II. Taktik Perjuangan Kaum Tani di Wilayah Konflik Agraria Jatigede
Para kaum tani harus mulai membentuk kelompok-kelompok tani didesanya masing-masing. Pengorganisasian kaum tani ini harus di bentuk dengan kesadaran para kaum tani. Pembentukan organisasi ini harus dilakukan dengan penuh kesadaran kaum tani diseruruh desa sehingga kaum tani memiliki kekuatan dalam mempertahankan hak-hak dasar kaum tani. Setelah kelompok-kelompok tani terbentuk, kemudian tanah-tanah dikelola sesuai dengan corak produksi dan dengan pengelolaan kolektif kaum tani sampai proses produksi dan pendistribusian hasil-hasil produksi dilakukan oleh kaum tani. Penguasaan dan pengelolaan alat-alat produksi pertanian harus dikontrol oleh kaum tani sendiri.

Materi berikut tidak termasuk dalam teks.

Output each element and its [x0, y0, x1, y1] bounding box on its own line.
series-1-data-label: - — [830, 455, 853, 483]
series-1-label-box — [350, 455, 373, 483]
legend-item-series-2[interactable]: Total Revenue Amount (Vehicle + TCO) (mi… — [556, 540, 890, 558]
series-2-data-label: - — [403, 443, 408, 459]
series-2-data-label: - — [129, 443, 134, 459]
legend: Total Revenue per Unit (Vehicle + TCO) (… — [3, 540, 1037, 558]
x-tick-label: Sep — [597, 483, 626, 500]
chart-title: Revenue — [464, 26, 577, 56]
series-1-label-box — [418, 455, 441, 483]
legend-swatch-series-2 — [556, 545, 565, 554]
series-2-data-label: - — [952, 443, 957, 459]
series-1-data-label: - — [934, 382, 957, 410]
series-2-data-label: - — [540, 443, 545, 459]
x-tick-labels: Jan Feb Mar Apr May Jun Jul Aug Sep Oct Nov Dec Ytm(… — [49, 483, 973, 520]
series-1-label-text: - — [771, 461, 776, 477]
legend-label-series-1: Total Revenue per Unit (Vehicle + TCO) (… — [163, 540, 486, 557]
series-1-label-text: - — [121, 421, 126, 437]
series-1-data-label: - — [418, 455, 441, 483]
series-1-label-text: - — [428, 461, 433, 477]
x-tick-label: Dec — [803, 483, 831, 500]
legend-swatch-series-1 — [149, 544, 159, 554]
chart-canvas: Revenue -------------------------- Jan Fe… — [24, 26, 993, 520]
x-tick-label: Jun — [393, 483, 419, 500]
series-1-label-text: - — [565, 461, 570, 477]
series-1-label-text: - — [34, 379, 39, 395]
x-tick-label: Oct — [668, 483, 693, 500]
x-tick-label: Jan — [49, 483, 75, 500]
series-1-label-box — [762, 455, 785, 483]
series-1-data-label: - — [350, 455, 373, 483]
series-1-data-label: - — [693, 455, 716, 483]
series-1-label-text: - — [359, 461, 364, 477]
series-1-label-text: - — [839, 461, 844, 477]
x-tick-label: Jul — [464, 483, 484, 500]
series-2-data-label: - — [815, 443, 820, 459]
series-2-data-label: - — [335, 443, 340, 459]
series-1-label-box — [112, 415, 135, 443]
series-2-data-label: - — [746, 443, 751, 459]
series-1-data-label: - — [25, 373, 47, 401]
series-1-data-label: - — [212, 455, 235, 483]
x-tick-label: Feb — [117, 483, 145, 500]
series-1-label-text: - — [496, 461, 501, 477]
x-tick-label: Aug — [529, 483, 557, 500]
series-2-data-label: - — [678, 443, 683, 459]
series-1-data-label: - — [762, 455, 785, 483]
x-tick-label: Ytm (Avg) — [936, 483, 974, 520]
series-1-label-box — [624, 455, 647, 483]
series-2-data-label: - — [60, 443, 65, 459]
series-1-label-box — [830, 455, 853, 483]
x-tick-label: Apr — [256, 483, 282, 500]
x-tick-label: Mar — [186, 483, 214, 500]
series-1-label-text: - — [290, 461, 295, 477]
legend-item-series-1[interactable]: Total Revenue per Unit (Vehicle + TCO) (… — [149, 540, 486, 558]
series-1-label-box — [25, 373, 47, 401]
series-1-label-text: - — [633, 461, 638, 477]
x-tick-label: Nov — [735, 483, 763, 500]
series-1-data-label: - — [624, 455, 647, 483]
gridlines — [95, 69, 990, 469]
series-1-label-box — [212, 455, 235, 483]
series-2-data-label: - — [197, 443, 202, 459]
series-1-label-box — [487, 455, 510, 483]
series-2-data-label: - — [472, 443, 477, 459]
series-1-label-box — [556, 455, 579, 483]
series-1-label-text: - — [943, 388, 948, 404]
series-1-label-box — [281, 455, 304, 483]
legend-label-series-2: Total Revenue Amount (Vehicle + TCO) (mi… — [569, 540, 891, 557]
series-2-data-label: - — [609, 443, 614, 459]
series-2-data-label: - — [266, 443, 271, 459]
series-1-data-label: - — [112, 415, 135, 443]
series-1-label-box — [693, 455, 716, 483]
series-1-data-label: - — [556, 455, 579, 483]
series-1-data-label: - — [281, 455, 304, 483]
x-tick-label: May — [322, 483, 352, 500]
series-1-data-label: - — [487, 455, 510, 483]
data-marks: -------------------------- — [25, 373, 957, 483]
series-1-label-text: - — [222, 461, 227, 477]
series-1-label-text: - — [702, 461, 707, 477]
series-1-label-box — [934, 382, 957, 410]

Setelah corak dan proses produksi pertanian di kelola oleh kaum tani secara kolektif, ini berarti penguatan insprastruktur (bangunan dasar) kaum tani telah terjadi. Corak produksi yang dilakukan oleh kaum tani sangat penting, karena akan mempengaruhi suprastruktur (bangunan atas) kaum tani itu sendiri. Artinya kalau corak produksi/sistem ekonomi (inprastruktur) yang dilakukan adalah kolektif, maka suprastrukturnya (politiknya) kolektif/demokratis/musyawarah.
Kalau proses penguatan dalam penguasaan alat-alat produksi kaum tani telah dilakukan secara simultan dengan proses pembentukan organisasi-organisasi/kelompok-kelompok tani dengan proses demokrasi, maka akan muncul kekuatan (bargaining power dan bargaining position) dalam memperjuangkan hak-hak hidup mendasar sebagai manusia seutuhnya di muka bumi pertiwi.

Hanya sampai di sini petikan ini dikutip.